Rewind five years from that Renault season and Harvey was still struggling to establish himself even within the modest framework of the 1988 BTCC. He wasn’t long out of MG Metro racing and his single-seater aspirations had been quashed through a nasty foot injury in a Formula Ford race. He was thrown a lifeline by Terry Drury, a former racer and loveable wheeler-dealer who specialised in building outrageously chipped Sierra Cosworth engines. For ’88 he’d got his hands on a Touring Car RS500, but had very little money to run it, partly explaining his permanent grease-monkey appearance. Harvey still quakes at the memory of that car.
“It was a combination of rally car bits that he’d got out of the back door at Ford, road car bits and some Group A bits. So sometimes we’d have a standard gearbox in it, sometimes a standard duff but the one thing we always had was loads of horsepower. But it was all fairly unusable in that it arrived with a massive chunk of turbo boost, toluene fuel I think it was NASA research stuff and Christ-knows what else.” It was a common sight to see the paint around the filler of the car blistered from the spilt fuel…
“Considering how much he ran it on, Terry did very, very well. But I really did fear fur my safety. He was buying second-hand tyres from other teams, and we didn’t have proper brakes.” All this on 550bhp plus. “I remember one day at Silverstone, Andy Rouse was testing his RS500 and Terry was just determined that we were going to go quicker, so he just kept winding the boost up and on the old Silverstone GP circuit I was putting my foot down in fifth gear and having it spin both wheels. That was the most powerful Sierra I ever drove, but it was a bit like having an F1 engine in your road car. It was an animal. We did end up quickest on the day though.”

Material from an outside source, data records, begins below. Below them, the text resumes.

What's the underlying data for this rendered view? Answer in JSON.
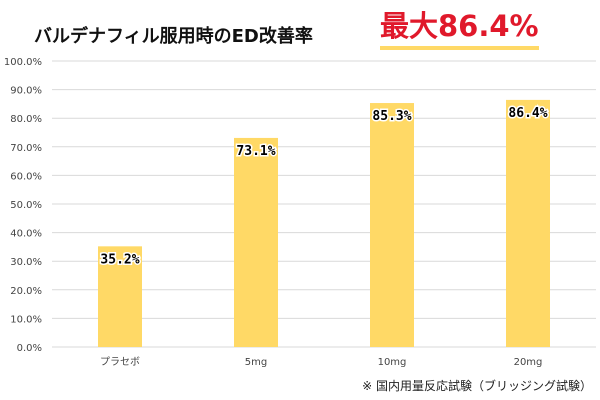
{
  "header": {
    "title": "バルデナフィル服用時のED改善率",
    "highlight": "最大86.4%",
    "highlight_color": "#e0192b"
  },
  "footnote": "※ 国内用量反応試験（ブリッジング試験）",
  "chart_data": {
    "type": "bar",
    "categories": [
      "プラセボ",
      "5mg",
      "10mg",
      "20mg"
    ],
    "values": [
      35.2,
      73.1,
      85.3,
      86.4
    ],
    "value_labels": [
      "35.2%",
      "73.1%",
      "85.3%",
      "86.4%"
    ],
    "ylim": [
      0,
      100
    ],
    "yticks": [
      "0.0%",
      "10.0%",
      "20.0%",
      "30.0%",
      "40.0%",
      "50.0%",
      "60.0%",
      "70.0%",
      "80.0%",
      "90.0%",
      "100.0%"
    ],
    "grid": true,
    "legend": "none",
    "bar_color": "#ffd966",
    "grid_color": "#d9d9d9"
  }
}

In the early part of the season Rudi Eggenberger who ran the works RS500s in the German, European and World Touring Car championships brought one of his machines over to race at Thruxton. Harvey was there in his Drury parts-special. “At that time,” remembers Harvey with a cringe, “I was still trying to build a career for myself and Eggenberger was someone that I would have liked to impress. So we’re waiting to go out and Terry wanders over to him and asks him straight, ‘How much horsepower have you got?’ Rudi looked a bit perplexed and obviously didn’t answer the question, whereupon Terry told him that if he didn’t have 600bhp he was wasting his time, didn’t know how to build an engine and might as well go home. I sunk right into the background and thought if there’d ever been a chance of me driving for Rudi, it was well and truly gone now.” Needless to say, Eggenberger’s car won the race. And Tim’s? It broke.